“Vendere la Juventus è impossibile”: ultim’ora, nessuna offerta verrà accettata | Non basterà nemmeno il triplo dei soldi
John Elkann - Fonte YouTube - pmgsport.it
Una voce pesantissima nel mondo bianconero spegne l’illusione di vendita: la Juventus resta blindata, qualunque offerta arrivi.
Da giorni si rincorrono indiscrezioni, cifre monstre e scenari di passaggio di proprietà che agitano i tifosi juventini.
Si è parlato di fondi stranieri, di maxi progetti di rilancio, di una nuova era pronta a cominciare in caso di cessione. Sullo sfondo, però, resta una certezza: il legame tra la Juventus e la famiglia che la guida da oltre un secolo è qualcosa che va ben oltre il semplice valore di mercato del club.

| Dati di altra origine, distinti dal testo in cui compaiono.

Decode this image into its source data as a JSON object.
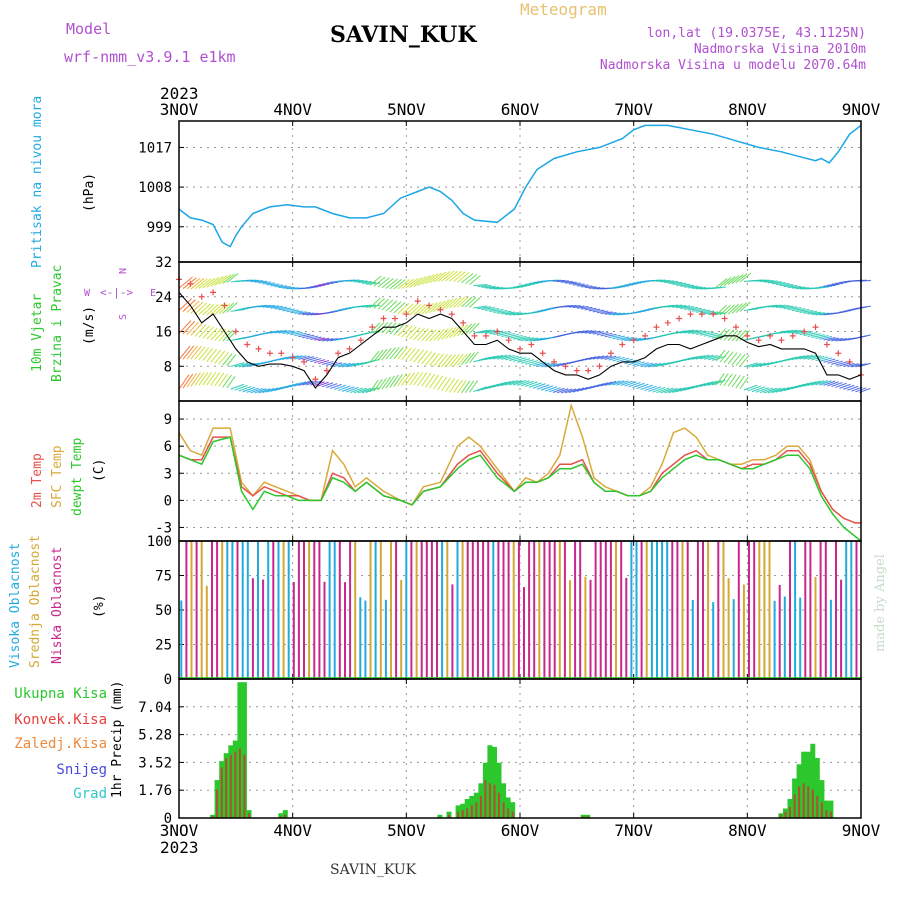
{
  "header": {
    "model_label": "Model",
    "model_name": "wrf-nmm_v3.9.1 e1km",
    "station": "SAVIN_KUK",
    "title": "Meteogram",
    "lonlat": "lon,lat (19.0375E, 43.1125N)",
    "altitude": "Nadmorska Visina 2010m",
    "model_altitude": "Nadmorska Visina u modelu 2070.64m",
    "footer_station": "SAVIN_KUK",
    "credit": "made by Angel"
  },
  "colors": {
    "pressure": "#1ca6e6",
    "temp2m": "#e8504a",
    "sfc": "#d9aa3a",
    "dewpt": "#2cc72c",
    "high_cloud": "#22aae0",
    "mid_cloud": "#d4a834",
    "low_cloud": "#c8288c",
    "total_precip": "#2cc72c",
    "conv_precip": "#e8403c",
    "frozen_precip": "#ee8a3c",
    "snow": "#4a4ae0",
    "hail": "#32c8c8",
    "purple_text": "#b050d0"
  },
  "chart_data": {
    "type": "line",
    "year": "2023",
    "x_ticks": [
      "3NOV",
      "4NOV",
      "5NOV",
      "6NOV",
      "7NOV",
      "8NOV",
      "9NOV"
    ],
    "x_range_days": [
      0,
      6
    ],
    "panels": {
      "pressure": {
        "ylabel_name": "Pritisak na nivou mora",
        "unit": "(hPa)",
        "yticks": [
          "999",
          "1008",
          "1017"
        ],
        "ylim": [
          991,
          1023
        ],
        "x": [
          0,
          0.1,
          0.2,
          0.3,
          0.38,
          0.45,
          0.5,
          0.55,
          0.65,
          0.8,
          0.95,
          1.1,
          1.2,
          1.35,
          1.5,
          1.65,
          1.8,
          1.95,
          2.1,
          2.2,
          2.3,
          2.4,
          2.5,
          2.6,
          2.8,
          2.95,
          3.05,
          3.15,
          3.3,
          3.5,
          3.7,
          3.9,
          4.0,
          4.1,
          4.3,
          4.5,
          4.7,
          4.9,
          5.1,
          5.3,
          5.45,
          5.6,
          5.65,
          5.72,
          5.8,
          5.9,
          6.0
        ],
        "values": [
          1003,
          1001,
          1000.5,
          999.5,
          995.5,
          994.5,
          997,
          999,
          1002,
          1003.5,
          1004,
          1003.5,
          1003.5,
          1002,
          1001,
          1001,
          1002,
          1005.5,
          1007,
          1008,
          1007,
          1005,
          1002,
          1000.5,
          1000,
          1003,
          1008,
          1012,
          1014.5,
          1016,
          1017,
          1019,
          1021,
          1022,
          1022,
          1021,
          1020,
          1018.5,
          1017,
          1016,
          1015,
          1014,
          1014.5,
          1013.5,
          1016,
          1020,
          1022
        ]
      },
      "wind": {
        "ylabel_name": "10m Vjetar",
        "ylabel_name2": "Brzina i Pravac",
        "unit": "(m/s)",
        "yticks": [
          "8",
          "16",
          "24",
          "32"
        ],
        "ylim": [
          0,
          32
        ],
        "compass_w": "W",
        "compass_e": "E",
        "compass_s": "S",
        "compass_n": "N",
        "x": [
          0,
          0.1,
          0.2,
          0.3,
          0.4,
          0.5,
          0.6,
          0.7,
          0.8,
          0.9,
          1.0,
          1.1,
          1.2,
          1.3,
          1.4,
          1.5,
          1.6,
          1.7,
          1.8,
          1.9,
          2.0,
          2.1,
          2.2,
          2.3,
          2.4,
          2.5,
          2.6,
          2.7,
          2.8,
          2.9,
          3.0,
          3.1,
          3.2,
          3.3,
          3.4,
          3.5,
          3.6,
          3.7,
          3.8,
          3.9,
          4.0,
          4.1,
          4.2,
          4.3,
          4.4,
          4.5,
          4.6,
          4.7,
          4.8,
          4.9,
          5.0,
          5.1,
          5.2,
          5.3,
          5.4,
          5.5,
          5.6,
          5.7,
          5.8,
          5.9,
          6.0
        ],
        "speed": [
          25,
          22,
          18,
          20,
          16,
          12,
          9,
          8,
          8.5,
          8.5,
          8,
          7,
          3,
          6,
          10,
          11,
          13,
          15,
          17,
          17,
          18,
          20,
          19,
          20,
          19,
          16,
          13,
          13,
          14,
          12,
          11,
          11,
          9,
          7,
          6,
          6,
          5,
          6,
          8,
          9,
          9,
          10,
          12,
          13,
          13,
          12,
          13,
          14,
          15,
          15,
          13.5,
          12.5,
          13,
          12,
          12,
          12,
          11,
          6,
          6,
          5,
          6
        ],
        "gust": [
          28,
          27,
          24,
          25,
          22,
          16,
          13,
          12,
          11,
          11,
          10,
          9,
          5,
          7,
          11,
          12,
          14,
          17,
          19,
          19,
          20,
          23,
          22,
          21,
          20,
          18,
          15,
          15,
          16,
          14,
          12,
          13,
          11,
          9,
          8,
          7,
          7,
          8,
          11,
          13,
          14,
          15,
          17,
          18,
          19,
          20,
          20,
          20,
          19,
          17,
          15,
          14,
          15,
          14,
          15,
          16,
          17,
          13,
          11,
          9,
          6
        ]
      },
      "temperature": {
        "label_2m": "2m Temp",
        "label_sfc": "SFC Temp",
        "label_dewpt": "dewpt Temp",
        "unit": "(C)",
        "yticks": [
          "-3",
          "0",
          "3",
          "6",
          "9"
        ],
        "ylim": [
          -4.5,
          11
        ],
        "x": [
          0,
          0.1,
          0.2,
          0.3,
          0.45,
          0.55,
          0.65,
          0.75,
          0.85,
          0.95,
          1.05,
          1.15,
          1.25,
          1.35,
          1.45,
          1.55,
          1.65,
          1.8,
          1.95,
          2.05,
          2.15,
          2.3,
          2.45,
          2.55,
          2.65,
          2.8,
          2.95,
          3.05,
          3.15,
          3.25,
          3.35,
          3.45,
          3.55,
          3.65,
          3.75,
          3.85,
          3.95,
          4.05,
          4.15,
          4.25,
          4.35,
          4.45,
          4.55,
          4.65,
          4.75,
          4.85,
          4.95,
          5.05,
          5.15,
          5.25,
          5.35,
          5.45,
          5.55,
          5.65,
          5.75,
          5.85,
          5.95,
          6.0
        ],
        "t2m": [
          5,
          4.5,
          4.5,
          7,
          7,
          1.5,
          0.5,
          1.5,
          1,
          0.5,
          0.5,
          0,
          0,
          3,
          2.5,
          1,
          2,
          0.5,
          0,
          -0.5,
          1,
          1.5,
          4,
          5,
          5.5,
          3,
          1,
          2,
          2,
          2.5,
          4,
          4,
          4.5,
          2,
          1,
          1,
          0.5,
          0.5,
          1,
          3,
          4,
          5,
          5.5,
          4.5,
          4.5,
          4,
          3.5,
          4,
          4,
          4.5,
          5.5,
          5.5,
          4,
          1,
          -1,
          -2,
          -2.5,
          -2.5
        ],
        "sfc": [
          7.5,
          5.5,
          5,
          8,
          8,
          2,
          0.5,
          2,
          1.5,
          1,
          0.5,
          0,
          0,
          5.5,
          4,
          1.5,
          2.5,
          1,
          0,
          -0.5,
          1.5,
          2,
          6,
          7,
          6,
          3.5,
          1,
          2.5,
          2,
          3,
          5,
          10.5,
          7,
          2.5,
          1.5,
          1,
          0.5,
          0.5,
          1.5,
          4,
          7.5,
          8,
          7,
          5,
          4.5,
          4,
          4,
          4.5,
          4.5,
          5,
          6,
          6,
          4.5,
          1,
          -1,
          -2,
          -2.5,
          -2.5
        ],
        "dewpt": [
          5,
          4.5,
          4,
          6.5,
          7,
          1,
          -1,
          1,
          0.5,
          0.5,
          0,
          0,
          0,
          2.5,
          2,
          1,
          2,
          0.5,
          0,
          -0.5,
          1,
          1.5,
          3.5,
          4.5,
          5,
          2.5,
          1,
          2,
          2,
          2.5,
          3.5,
          3.5,
          4,
          2,
          1,
          1,
          0.5,
          0.5,
          1,
          2.5,
          3.5,
          4.5,
          5,
          4.5,
          4.5,
          4,
          3.5,
          3.5,
          4,
          4.5,
          5,
          5,
          3.5,
          0.5,
          -1.5,
          -3,
          -4,
          -4.5
        ]
      },
      "clouds": {
        "label_high": "Visoka Oblacnost",
        "label_mid": "Srednja Oblacnost",
        "label_low": "Niska Oblacnost",
        "unit": "(%)",
        "yticks": [
          "0",
          "25",
          "50",
          "75",
          "100"
        ],
        "ylim": [
          0,
          100
        ]
      },
      "precip": {
        "label_total": "Ukupna Kisa",
        "label_conv": "Konvek.Kisa",
        "label_frozen": "Zaledj.Kisa",
        "label_snow": "Snijeg",
        "label_hail": "Grad",
        "ylabel": "1hr Precip (mm)",
        "yticks": [
          "0",
          "1.76",
          "3.52",
          "5.28",
          "7.04"
        ],
        "ylim": [
          0,
          8.8
        ],
        "x": [
          0.3,
          0.34,
          0.38,
          0.42,
          0.46,
          0.5,
          0.54,
          0.58,
          0.62,
          0.9,
          0.94,
          2.3,
          2.38,
          2.46,
          2.5,
          2.54,
          2.58,
          2.62,
          2.66,
          2.7,
          2.74,
          2.78,
          2.82,
          2.86,
          2.9,
          2.94,
          3.56,
          3.6,
          5.3,
          5.34,
          5.38,
          5.42,
          5.46,
          5.5,
          5.54,
          5.58,
          5.62,
          5.66,
          5.7,
          5.74
        ],
        "values": [
          0.2,
          2.4,
          3.6,
          4.1,
          4.6,
          4.9,
          8.6,
          8.6,
          0.5,
          0.3,
          0.5,
          0.2,
          0.4,
          0.8,
          0.9,
          1.2,
          1.4,
          1.6,
          2.2,
          3.5,
          4.6,
          4.5,
          3.5,
          2.2,
          1.3,
          1.0,
          0.2,
          0.2,
          0.3,
          0.6,
          1.2,
          2.5,
          3.4,
          4.2,
          4.2,
          4.7,
          3.8,
          2.4,
          1.1,
          1.1
        ],
        "conv": [
          0.1,
          1.8,
          3.2,
          3.8,
          4.0,
          4.2,
          4.4,
          4.0,
          0.3,
          0.1,
          0.2,
          0,
          0.2,
          0.4,
          0.5,
          0.6,
          0.8,
          1.0,
          1.4,
          2.4,
          2.2,
          2.1,
          1.6,
          1.0,
          0.6,
          0.4,
          0.1,
          0.1,
          0.2,
          0.4,
          0.7,
          1.5,
          2.0,
          2.2,
          2.0,
          1.8,
          1.4,
          1.0,
          0.5,
          0.4
        ]
      }
    }
  }
}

Non è la prima volta che la Juventus finisce al centro di voci su possibili compratori disposti a mettere sul piatto cifre impressionanti. Finora, però, ogni ipotesi concreta è sempre naufragata davanti a un muro ben preciso: la volontà della proprietà di non considerare il club come un’azienda qualsiasi. E l’ultima offerta respinta, arrivata da un colosso internazionale pronto a investire oltre un miliardo di euro, ha riacceso più che mai il dibattito.

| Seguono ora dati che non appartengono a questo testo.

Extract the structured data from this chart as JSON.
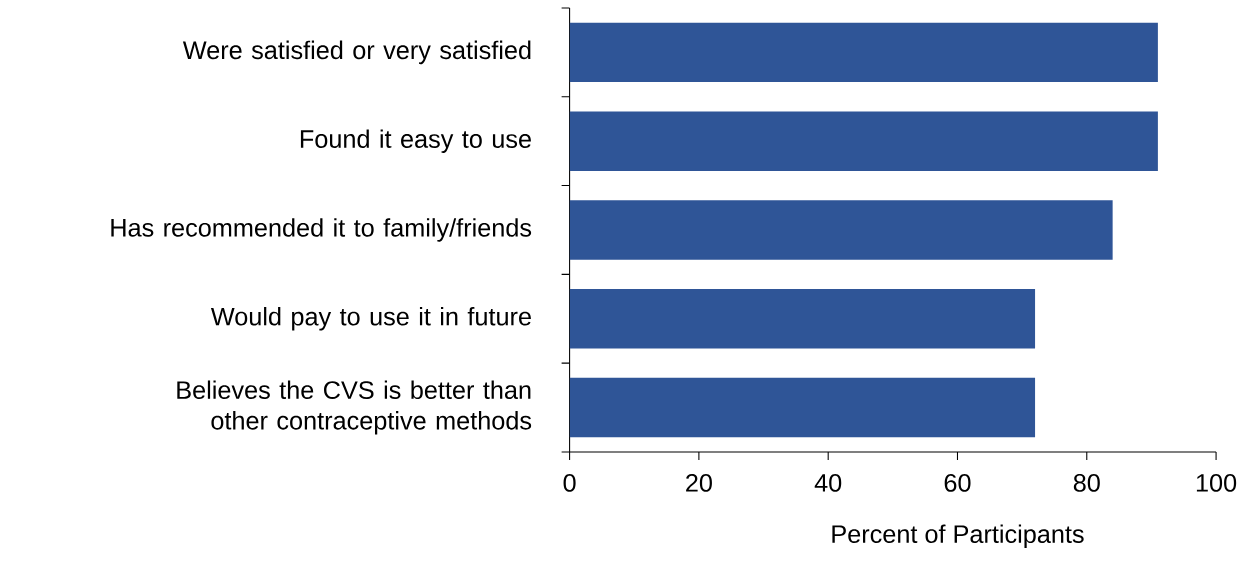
{
  "chart_data": {
    "type": "bar",
    "orientation": "horizontal",
    "xlabel": "Percent of Participants",
    "categories": [
      "Were satisfied or very satisfied",
      "Found it easy to use",
      "Has recommended it to family/friends",
      "Would pay to use it in future",
      "Believes the CVS is better than other contraceptive methods"
    ],
    "values": [
      91,
      91,
      84,
      72,
      72
    ],
    "color": "#2f5597",
    "xlim": [
      0,
      100
    ],
    "xticks": [
      0,
      20,
      40,
      60,
      80,
      100
    ],
    "grid": false
  }
}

La maxi offerta respinta e le parole di Platini
Stavolta al centro della scena c’è la proposta di Tether, che secondo quanto riportato da Tuttomercatoweb ha messo sul tavolo un’offerta da oltre un miliardo di euro per acquistare l’intero pacchetto azionario della Juventus detenuto da Exor. Una proposta pesantissima, che John Elkann ha scelto di respingere senza esitazioni, ribadendo di fatto che la società bianconera non è in vendita, a nessuna condizione e a nessun prezzo.
A dare forza a questa linea è intervenuto anche Michel Platini, simbolo assoluto della storia juventina. Intervistato da Il Giornale, l’ex numero 10 ha applaudito la scelta della famiglia Agnelli-Elkann con parole chiarissime: “Non penso nulla, anzi sono orgoglioso che John Elkann abbia già respinto l’offerta, la vendita della Juventus è impossibile”. Poi ha spiegato che la Juve è storia, tradizione, emozioni e tifosi, un patrimonio che non può essere ridotto a una semplice transazione economica.

Juve, identità intoccabile: perché i soldi non bastano
Nelle riflessioni di Platini c’è l’idea di una Juventus indissolubilmente legata agli Agnelli, un “fenomeno unico” destinato a proseguire nel tempo. Non si possono vendere, ha ricordato, emozioni, bandiere, storia e senso di appartenenza, e proprio questo Elkann lo saprebbe benissimo. È una visione che trasforma il rifiuto dell’offerta di Tether in qualcosa di più di una scelta economica: un atto identitario, quasi di principio.
Per i potenziali acquirenti il messaggio è inequivocabile: si possono alzare le cifre, ipotizzare investimenti miliardari e progetti faraonici, ma finché la proprietà resterà convinta che la Juventus non è in vendita, nessuna trattativa potrà davvero decollare. E per i tifosi (o almeno per una parte di essi) le parole di Platini hanno il sapore di una rassicurazione: al di là dei risultati sportivi e delle tempeste degli ultimi anni, il legame tra la Vecchia Signora e la famiglia che la guida rimane, almeno per ora, un confine che nemmeno il triplo dei soldi sembra in grado di superare.